I told her all about Johnson's running-mate Brian Coleman, his being a most egregious example of a boorish, pompous, venal and self-regarding politician. So bad that he makes other boorish, pompous, venal and self-regarding politicans, even other Tories, look good (yes, that bad).

"But we hope to dislodge him on 3 May," I said at the end of all this, and sat back, job done. "When is the 3 May, by the way?"

"Less than four weeks away," my mother said.

"Oh, that's rather soon."

"Isn't it?"

Now it is three weeks tomorrow! Have we done enough? All we people of a varying range of political opinions who hope to defeat Brian Coleman in the election for London Assembly member for Barnet and Camden?

Roger Tichborne at the "Barnet Eye" blog has a piece on Coleman today, which talks about Coleman's rudeness about disabled people, and reminds people how much he is getting paid through his Assembly posts.
Along with his £53,000 salary, he gets his travel expense account to dinners all around [the] Country. He also gets £26,000 a year for the bolt on job of chair of the London Fire and Emergency services authority.

If you think that he is doing a marvellous job and think he's well worth the £79,000 + expenses he gets for these two part time jobbies, then he's your man. If like me, you think that someone who has no regard and consideration for the disabled and the infirm and is prepared to insult them in a Council meeting, is totally inappropriate, then make sure you get out and vote for someone else.
Roger then lists all of the other candidates.

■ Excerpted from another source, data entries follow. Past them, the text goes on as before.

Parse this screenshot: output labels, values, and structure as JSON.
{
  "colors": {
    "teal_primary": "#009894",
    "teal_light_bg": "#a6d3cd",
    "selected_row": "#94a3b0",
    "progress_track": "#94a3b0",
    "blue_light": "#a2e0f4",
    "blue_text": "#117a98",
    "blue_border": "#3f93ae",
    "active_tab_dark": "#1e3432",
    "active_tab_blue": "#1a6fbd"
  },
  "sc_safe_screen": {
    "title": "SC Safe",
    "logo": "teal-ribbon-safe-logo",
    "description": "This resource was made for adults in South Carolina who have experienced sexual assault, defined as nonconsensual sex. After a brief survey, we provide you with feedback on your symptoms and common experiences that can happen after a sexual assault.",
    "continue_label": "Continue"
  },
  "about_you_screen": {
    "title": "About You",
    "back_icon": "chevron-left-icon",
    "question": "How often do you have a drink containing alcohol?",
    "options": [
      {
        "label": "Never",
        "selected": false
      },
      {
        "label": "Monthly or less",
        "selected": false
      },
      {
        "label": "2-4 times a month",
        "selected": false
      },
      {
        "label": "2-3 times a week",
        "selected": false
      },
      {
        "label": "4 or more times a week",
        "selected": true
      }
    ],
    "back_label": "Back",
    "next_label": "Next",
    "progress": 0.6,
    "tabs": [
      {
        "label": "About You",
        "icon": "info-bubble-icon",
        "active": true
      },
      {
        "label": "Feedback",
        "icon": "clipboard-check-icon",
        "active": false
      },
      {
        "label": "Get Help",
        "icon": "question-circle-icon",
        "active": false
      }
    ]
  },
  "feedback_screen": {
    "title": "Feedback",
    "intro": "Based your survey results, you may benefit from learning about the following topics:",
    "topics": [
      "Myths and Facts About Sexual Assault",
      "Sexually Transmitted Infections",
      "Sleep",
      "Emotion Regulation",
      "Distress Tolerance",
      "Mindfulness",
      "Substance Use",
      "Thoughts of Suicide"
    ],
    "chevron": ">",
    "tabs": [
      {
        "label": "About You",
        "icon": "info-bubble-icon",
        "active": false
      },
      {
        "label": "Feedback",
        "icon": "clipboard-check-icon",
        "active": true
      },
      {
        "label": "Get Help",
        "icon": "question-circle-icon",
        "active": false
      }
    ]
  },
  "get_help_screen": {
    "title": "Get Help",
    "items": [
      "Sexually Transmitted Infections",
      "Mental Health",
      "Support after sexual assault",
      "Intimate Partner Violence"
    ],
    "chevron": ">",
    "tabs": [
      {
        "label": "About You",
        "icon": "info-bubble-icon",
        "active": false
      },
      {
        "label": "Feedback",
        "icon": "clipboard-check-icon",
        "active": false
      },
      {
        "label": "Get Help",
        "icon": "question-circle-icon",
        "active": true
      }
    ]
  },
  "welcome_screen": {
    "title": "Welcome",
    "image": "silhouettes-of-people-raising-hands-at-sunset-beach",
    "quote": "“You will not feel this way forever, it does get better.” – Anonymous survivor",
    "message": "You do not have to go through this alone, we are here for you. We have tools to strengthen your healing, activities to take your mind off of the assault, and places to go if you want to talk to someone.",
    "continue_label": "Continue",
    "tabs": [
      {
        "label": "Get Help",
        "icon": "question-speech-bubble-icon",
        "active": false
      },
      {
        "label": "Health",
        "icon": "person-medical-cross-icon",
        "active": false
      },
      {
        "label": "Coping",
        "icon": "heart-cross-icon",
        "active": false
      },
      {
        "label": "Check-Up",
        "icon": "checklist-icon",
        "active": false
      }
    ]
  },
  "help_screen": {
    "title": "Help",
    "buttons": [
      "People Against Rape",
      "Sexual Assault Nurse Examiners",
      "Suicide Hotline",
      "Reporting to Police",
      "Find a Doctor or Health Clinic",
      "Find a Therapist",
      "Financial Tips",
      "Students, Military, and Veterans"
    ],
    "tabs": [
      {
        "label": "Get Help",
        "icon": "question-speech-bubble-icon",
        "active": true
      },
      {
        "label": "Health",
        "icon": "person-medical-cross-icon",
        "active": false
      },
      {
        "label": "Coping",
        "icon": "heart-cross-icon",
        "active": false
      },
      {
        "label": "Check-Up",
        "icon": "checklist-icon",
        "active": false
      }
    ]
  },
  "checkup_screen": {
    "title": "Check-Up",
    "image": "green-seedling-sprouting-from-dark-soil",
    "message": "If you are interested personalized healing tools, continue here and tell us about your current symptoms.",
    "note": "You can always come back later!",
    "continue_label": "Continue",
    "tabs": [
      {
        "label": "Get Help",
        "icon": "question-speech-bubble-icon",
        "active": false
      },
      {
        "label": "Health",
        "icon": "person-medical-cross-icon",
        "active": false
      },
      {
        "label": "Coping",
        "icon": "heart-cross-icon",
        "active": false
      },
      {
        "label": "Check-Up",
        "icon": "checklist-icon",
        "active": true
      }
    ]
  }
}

I want you to vote for Labour's Andrew Dismore - or not to vote against him. Dismore is the candidate who can beat Brian Coleman. He was a popular and hardworking MP in Hendon. I believe Dismore lost the general election seat because of the general swing against the Labour government but also because of a nasty campaign run by MPACUK against him, not because he was a bad candidate. Matthew Offord's majority is just 106!
  • If you usually vote Labour please get out and vote on Thursday 3 May! Tell friends, relatives, workmates, neighbours to get out and vote!
  • If you wouldn't usually vote Labour and might be persuaded to please check Andrew Dismore's campaign website and see what he is saying.
  • If you usually vote Conservative or another party and might be thinking of not voting for Brian Coleman, but want convincing that by so doing you won't be letting in a monster (!), again, please visit Andrew Dismore's campaign website. I'm sure he will be prepared to answer any particular worries you have.
Brian Coleman - have we done enough? On other days we bloggers remind you of why this man does not deserve to represent the boroughs of Barnet and Camden in the London Assembly. Today I wanted to focus on the making of political choices - they aren't always straightforward, but they are always possible. How will you vote on 3 May?

2 comments:

David Duff said...

Your mother, gracious lady though she be, I'm sure, has much to answer for!

(Incidentally, or perhaps that should have been 'coinincidentally) one of your CAPTCHA words is "toryapp"! Have you been infiltrated?)

Mrs Angry said...

thank goodness, David Duff is alive and kicking - I was worried he might have seen sense and realised the folly of his political views, and given up commenting.

Tell us, Mr Duff, if you were living in Barnet, would you be voting for Brian?